2.2 Token Parsing

8.18.0.10

2.2 Token Parsing🔗ℹ

The tokens used for grouping and indentation are distinct from other categories:

( ) [ ] { } ' ; , : | « » \

Other tokens are described by the grammar below, where a star (★) in the left column indicates the productions that correspond to terms or comments.

Numbers are supported directly in simple forms—decimal integers, decimal floating point, hexadecimal/octal/binary integers, and fractions—in all cases allowing _s between digits. A #{…} escape provides access to the full Racket S-expression number grammar. Special floating-point values use a # notation: #inf, #neginf, and #nan.

Boolean literals are #true and #false. The void value is #void.
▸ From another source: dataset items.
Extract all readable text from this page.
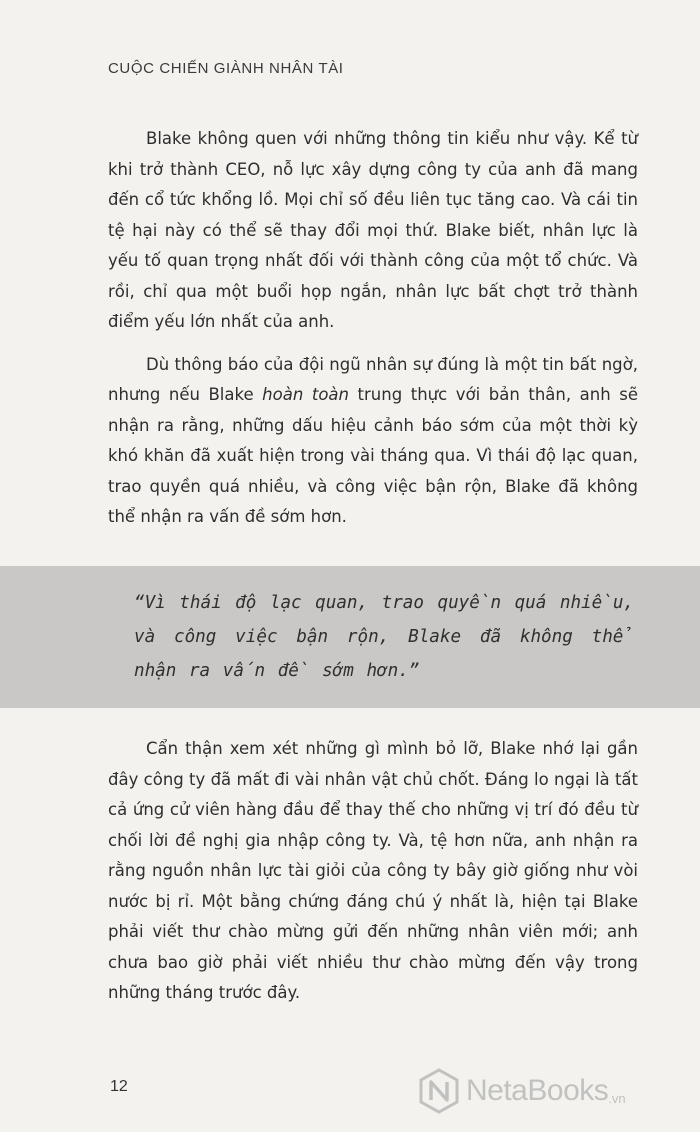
CUỘC CHIẾN GIÀNH NHÂN TÀI

Blake không quen với những thông tin kiểu như vậy. Kể từ khi trở thành CEO, nỗ lực xây dựng công ty của anh đã mang đến cổ tức khổng lồ. Mọi chỉ số đều liên tục tăng cao. Và cái tin tệ hại này có thể sẽ thay đổi mọi thứ. Blake biết, nhân lực là yếu tố quan trọng nhất đối với thành công của một tổ chức. Và rồi, chỉ qua một buổi họp ngắn, nhân lực bất chợt trở thành điểm yếu lớn nhất của anh.

Dù thông báo của đội ngũ nhân sự đúng là một tin bất ngờ, nhưng nếu Blake hoàn toàn trung thực với bản thân, anh sẽ nhận ra rằng, những dấu hiệu cảnh báo sớm của một thời kỳ khó khăn đã xuất hiện trong vài tháng qua. Vì thái độ lạc quan, trao quyền quá nhiều, và công việc bận rộn, Blake đã không thể nhận ra vấn đề sớm hơn.

“Vì thái độ lạc quan, trao quyền quá nhiều, và công việc bận rộn, Blake đã không thể nhận ra vấn đề sớm hơn.”

Cẩn thận xem xét những gì mình bỏ lỡ, Blake nhớ lại gần đây công ty đã mất đi vài nhân vật chủ chốt. Đáng lo ngại là tất cả ứng cử viên hàng đầu để thay thế cho những vị trí đó đều từ chối lời đề nghị gia nhập công ty. Và, tệ hơn nữa, anh nhận ra rằng nguồn nhân lực tài giỏi của công ty bây giờ giống như vòi nước bị rỉ. Một bằng chứng đáng chú ý nhất là, hiện tại Blake phải viết thư chào mừng gửi đến những nhân viên mới; anh chưa bao giờ phải viết nhiều thư chào mừng đến vậy trong những tháng trước đây.

12	NetaBooks .vn
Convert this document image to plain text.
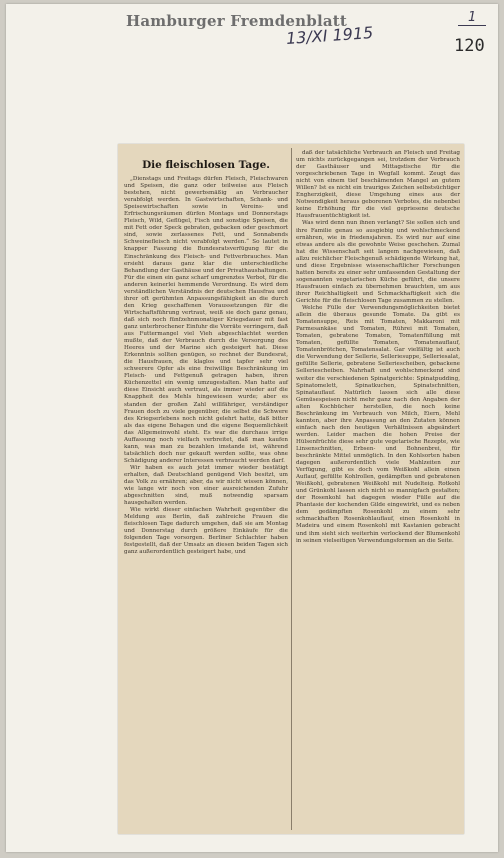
Hamburger Fremdenblatt
13/XI 1915
1
120
Die fleischlosen Tage.

„Dienstags und Freitags dürfen Fleisch, Fleischwaren und Speisen, die ganz oder teilweise aus Fleisch bestehen, nicht gewerbsmäßig an Verbraucher verabfolgt werden. In Gastwirtschaften, Schank- und Speisewirtschaften sowie in Vereins- und Erfrischungsräumen dürfen Montags und Donnerstags Fleisch, Wild, Geflügel, Fisch und sonstige Speisen, die mit Fett oder Speck gebraten, gebacken oder geschmort sind, sowie zerlassenes Fett, und Sonnabends Schweinefleisch nicht verabfolgt werden.“ So lautet in knapper Fassung die Bundesratsverfügung für die Einschränkung des Fleisch- und Fettverbrauches. Man ersieht daraus ganz klar die unterschiedliche Behandlung der Gasthäuse und der Privathaushaltungen. Für die einen ein ganz scharf umgrenztes Verbot, für die anderen keinerlei hemmende Verordnung. Es wird dem verständlichen Verständnis der deutschen Hausfrau und ihrer oft gerühmten Anpassungsfähigkeit an die durch den Krieg geschaffenen Voraussetzungen für die Wirtschaftsführung vertraut, weiß sie doch ganz genau, daß sich noch fünfzehnmonatiger Kriegsdauer mit fast ganz unterbrochener Einfuhr die Vorräte verringern, daß aus Futtermangel viel Vieh abgeschlachtet werden mußte, daß der Verbrauch durch die Versorgung des Heeres und der Marine sich gesteigert hat. Diese Erkenntnis sollten genügen, so rechnet der Bundesrat, die Hausfrauen, die klaglos und tapfer sehr viel schwerere Opfer als eine freiwillige Beschränkung im Fleisch- und Fettgenuß getragen haben, ihren Küchenzettel ein wenig umzugestalten. Man hatte auf diese Einsicht auch vertraut, als immer wieder auf die Knappheit des Mehls hingewiesen wurde; aber es standen der großen Zahl willfähriger, verständiger Frauen doch zu viele gegenüber, die selbst die Schwere des Kriegserlebens noch nicht gelehrt hatte, daß bitter als das eigene Behagen und die eigene Bequemlichkeit das Allgemeinwohl steht. Es war die durchaus irrige Auffassung noch vielfach verbreitet, daß man kaufen kann, was man zu bezahlen imstande ist, während tatsächlich doch nur gekauft werden sollte, was ohne Schädigung anderer Interessen verbraucht werden darf.

Wir haben es auch jetzt immer wieder bestätigt erhalten, daß Deutschland genügend Vieh besitzt, um das Volk zu ernähren; aber, da wir nicht wissen können, wie lange wir noch von einer ausreichenden Zufuhr abgeschnitten sind, muß notwendig sparsam hausgehalten werden.

Wie wirkt dieser einfachen Wahrheit gegenüber die Meldung aus Berlin, daß zahlreiche Frauen die fleischlosen Tage dadurch umgehen, daß sie am Montag und Donnerstag durch größere Einkäufe für die folgenden Tage vorsorgen. Berliner Schlachter haben festgestellt, daß der Umsatz an diesen beiden Tagen sich ganz außerordentlich gesteigert habe, und

daß der tatsächliche Verbrauch an Fleisch und Freitag um nichts zurückgegangen sei, trotzdem der Verbrauch der Gasthäuser und Mittagstische für die vorgeschriebenen Tage in Wegfall kommt. Zeugt das nicht von einem tief beschämenden Mangel an gutem Willen? Ist es nicht ein trauriges Zeichen selbstsüchtiger Engherzigkeit, diese Umgehung eines aus der Notwendigkeit heraus geborenen Verbotes, die nebenbei keine Erhöhung für die viel gepriesene deutsche Hausfrauentüchtigkeit ist.

Was wird denn nun ihnen verlangt? Sie sollen sich und ihre Familie genau so ausgiebig und wohlschmeckend ernähren, wie in friedensjahren. Es wird nur auf eine etwas andere als die gewohnte Weise geschehen. Zumal hat die Wissenschaft seit langem nachgewiesen, daß allzu reichlicher Fleischgenuß schädigende Wirkung hat, und diese Ergebnisse wissenschaftlicher Forschungen hatten bereits zu einer sehr umfassenden Gestaltung der sogenannten vegetarischen Küche geführt, die unsere Hausfrauen einfach zu übernehmen brauchten, um aus ihrer Reichhaltigkeit und Schmackhaftigkeit sich die Gerichte für die fleischlosen Tage zusammen zu stellen.

Welche Fülle der Verwendungsmöglichkeiten bietet allein die überaus gesunde Tomate. Da gibt es Tomatensuppe, Reis mit Tomaten, Makkaroni mit Parmesankäse und Tomaten, Rührei mit Tomaten, Tomaten, gebratene Tomaten, Tomatenfüllung mit Tomaten, gefüllte Tomaten, Tomatenauflauf, Tomatenbrötchen, Tomatensalat. Gar vielfältig ist auch die Verwendung der Sellerie, Selleriesuppe, Selleriesalat, gefüllte Sellerie, gebratene Selleriescheiben, gebackene Selleriescheiben. Nahrhaft und wohlschmeckend sind weiter die verschiedenen Spinatgerichte: Spinatpudding, Spinatomelett, Spinatkuchen, Spinatschnitten, Spinatauflauf. Natürlich lassen sich alle diese Gemüsespeisen nicht mehr ganz nach den Angaben der alten Kochbücher herstellen, die noch keine Beschränkung im Verbrauch von Milch, Eiern, Mehl kannten, aber ihre Anpassung an den Zutaten können einfach nach den heutigen Verhältnissen abgeändert werden. Leider machen die hohen Preise der Hülsenfrüchte diese sehr gute vegetarische Rezepte, wie Linsenschnitten, Erbsen- und Bohnenbrei, für beschränkte Mittel unmöglich. In den Kohlsorten haben dagegen außerordentlich viele Mahlzeiten zur Verfügung, gibt es doch vom Weißkohl allein einen Auflauf, gefüllte Kohlrollen, gedämpften und gebratenen Weißkohl, gebratenen Weißkohl mit Nudelteig. Rotkohl und Grünkohl lassen sich nicht so mannigfach gestalten; der Rosenkohl hat dagegen wieder Fülle auf die Phantasie der kochenden Gilde eingewirkt, und es neben dem gedämpften Rosenkohl zu einem sehr schmackhaften Rosenkohlauflauf, einen Rosenkohl in Madeira und einem Rosenkohl mit Kastanien gebracht und ihm sieht sich weiterhin verlockend der Blumenkohl in seinen vielseitigen Verwendungsformen an die Seite.
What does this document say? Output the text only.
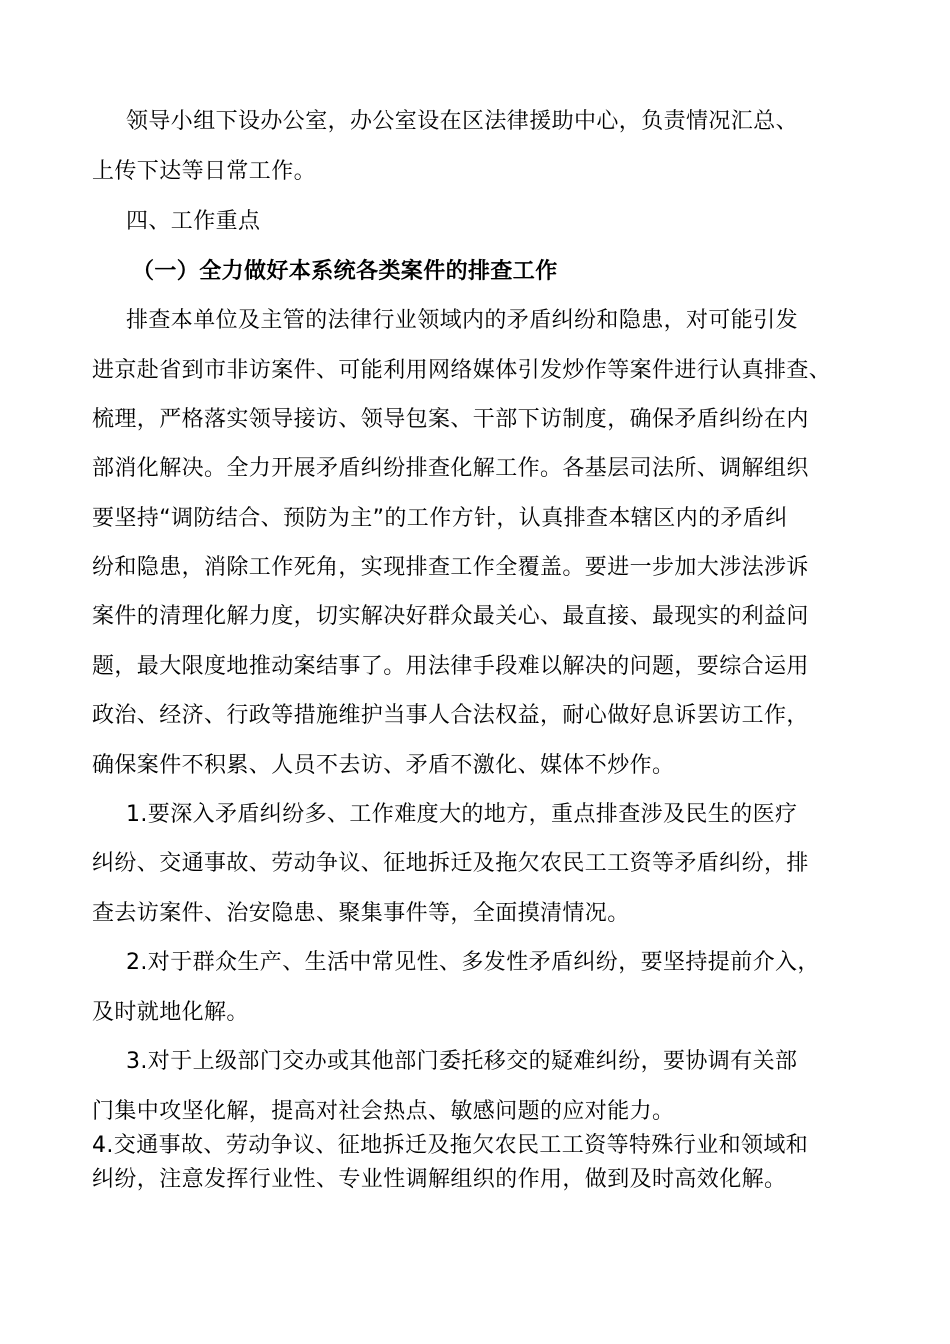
领导小组下设办公室，办公室设在区法律援助中心，负责情况汇总、
上传下达等日常工作。
四、工作重点
（一）全力做好本系统各类案件的排查工作
排查本单位及主管的法律行业领域内的矛盾纠纷和隐患，对可能引发
进京赴省到市非访案件、可能利用网络媒体引发炒作等案件进行认真排查、
梳理，严格落实领导接访、领导包案、干部下访制度，确保矛盾纠纷在内
部消化解决。全力开展矛盾纠纷排查化解工作。各基层司法所、调解组织
要坚持“调防结合、预防为主”的工作方针，认真排查本辖区内的矛盾纠
纷和隐患，消除工作死角，实现排查工作全覆盖。要进一步加大涉法涉诉
案件的清理化解力度，切实解决好群众最关心、最直接、最现实的利益问
题，最大限度地推动案结事了。用法律手段难以解决的问题，要综合运用
政治、经济、行政等措施维护当事人合法权益，耐心做好息诉罢访工作，
确保案件不积累、人员不去访、矛盾不激化、媒体不炒作。
1.要深入矛盾纠纷多、工作难度大的地方，重点排查涉及民生的医疗
纠纷、交通事故、劳动争议、征地拆迁及拖欠农民工工资等矛盾纠纷，排
查去访案件、治安隐患、聚集事件等，全面摸清情况。
2.对于群众生产、生活中常见性、多发性矛盾纠纷，要坚持提前介入，
及时就地化解。
3.对于上级部门交办或其他部门委托移交的疑难纠纷，要协调有关部
门集中攻坚化解，提高对社会热点、敏感问题的应对能力。
4.交通事故、劳动争议、征地拆迁及拖欠农民工工资等特殊行业和领域和
纠纷，注意发挥行业性、专业性调解组织的作用，做到及时高效化解。
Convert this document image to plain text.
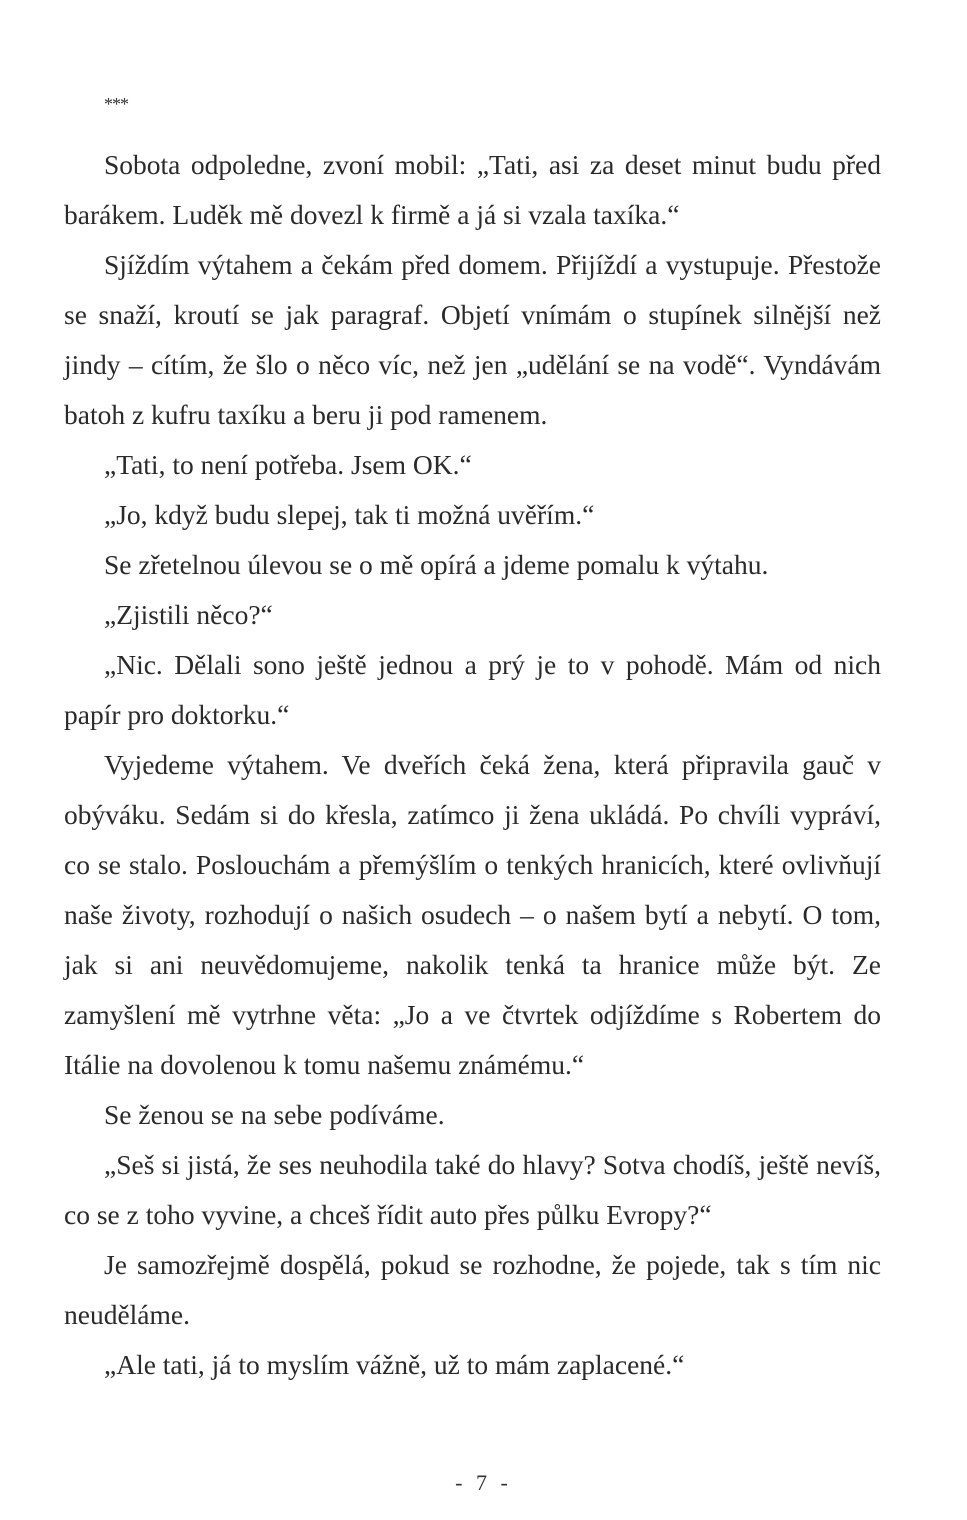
***

Sobota odpoledne, zvoní mobil: „Tati, asi za deset minut budu před barákem. Luděk mě dovezl k firmě a já si vzala taxíka.“

Sjíždím výtahem a čekám před domem. Přijíždí a vystupuje. Přestože se snaží, kroutí se jak paragraf. Objetí vnímám o stupínek silnější než jindy – cítím, že šlo o něco víc, než jen „udělání se na vodě“. Vyndávám batoh z kufru taxíku a beru ji pod ramenem.

„Tati, to není potřeba. Jsem OK.“

„Jo, když budu slepej, tak ti možná uvěřím.“

Se zřetelnou úlevou se o mě opírá a jdeme pomalu k výtahu.

„Zjistili něco?“

„Nic. Dělali sono ještě jednou a prý je to v pohodě. Mám od nich papír pro doktorku.“

Vyjedeme výtahem. Ve dveřích čeká žena, která připravila gauč v obýváku. Sedám si do křesla, zatímco ji žena ukládá. Po chvíli vypráví, co se stalo. Poslouchám a přemýšlím o tenkých hranicích, které ovlivňují naše životy, rozhodují o našich osudech – o našem bytí a nebytí. O tom, jak si ani neuvědomujeme, nakolik tenká ta hranice může být. Ze zamyšlení mě vytrhne věta: „Jo a ve čtvrtek odjíždíme s Robertem do Itálie na dovolenou k tomu našemu známému.“

Se ženou se na sebe podíváme.

„Seš si jistá, že ses neuhodila také do hlavy? Sotva chodíš, ještě nevíš, co se z toho vyvine, a chceš řídit auto přes půlku Evropy?“

Je samozřejmě dospělá, pokud se rozhodne, že pojede, tak s tím nic neuděláme.

„Ale tati, já to myslím vážně, už to mám zaplacené.“

- 7 -
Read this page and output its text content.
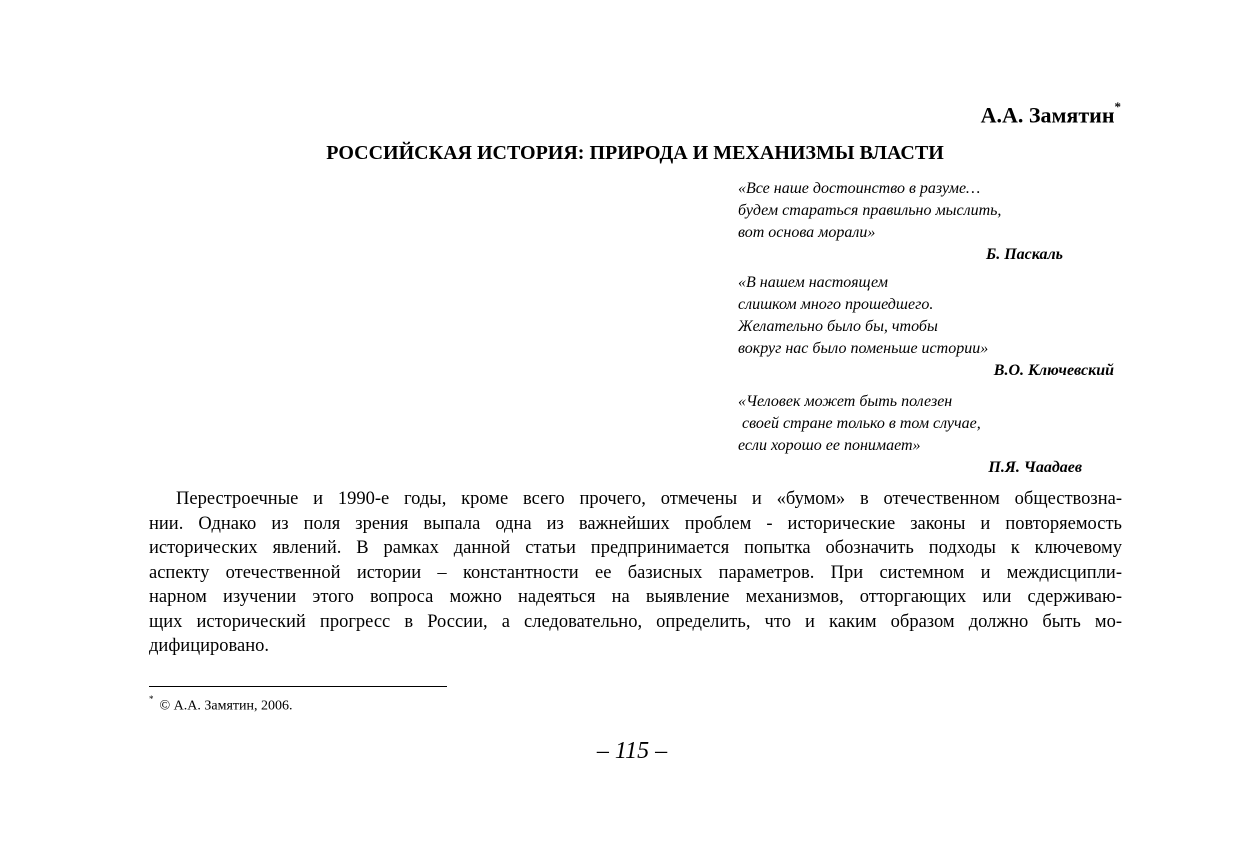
А.А. Замятин*
РОССИЙСКАЯ ИСТОРИЯ: ПРИРОДА И МЕХАНИЗМЫ ВЛАСТИ
«Все наше достоинство в разуме…
будем стараться правильно мыслить,
вот основа морали»
Б. Паскаль
«В нашем настоящем
слишком много прошедшего.
Желательно было бы, чтобы
вокруг нас было поменьше истории»
В.О. Ключевский
«Человек может быть полезен
своей стране только в том случае,
если хорошо ее понимает»
П.Я. Чаадаев
Перестроечные и 1990-е годы, кроме всего прочего, отмечены и «бумом» в отечественном обществозна-
нии. Однако из поля зрения выпала одна из важнейших проблем - исторические законы и повторяемость
исторических явлений. В рамках данной статьи предпринимается попытка обозначить подходы к ключевому
аспекту отечественной истории – константности ее базисных параметров. При системном и междисципли-
нарном изучении этого вопроса можно надеяться на выявление механизмов, отторгающих или сдерживаю-
щих исторический прогресс в России, а следовательно, определить, что и каким образом должно быть мо-
дифицировано.
* © А.А. Замятин, 2006.
– 115 –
Identifiers are formed from Unicode alphanumeric characters plus _ and emoji sequences, where the initial character must not be a numeric character (unless that numeric character starts an emoji sequence, as in 1 followed by U+FE0F and U+20E3). An identifier can also be prefixed with #%; such identifiers are intended for use for “internal” names that are not normally visible. An identifier prefixed with ~ (and without #%) forms a keyword, analogous to prefixing an identifier with #: in Racket.

Operators are formed from Unicode symbolic and punctuation characters other than the ones listed above as distinct tokens (plus a few more, like ", ', and single-character emoji sequences), but | or : is also allowed in an operator name as long as it is not by itself, and some # combinations like #' and #, are also operators. A multi-character operator cannot end in :, since that creates an ambiguity with an operator just before a block, except that a sequence containing only : is allowed. A multi-character operator can end with / only when followed by a character other than / or *, and an operator cannot contain // or /*; those constraints avoid ambiguities with comments.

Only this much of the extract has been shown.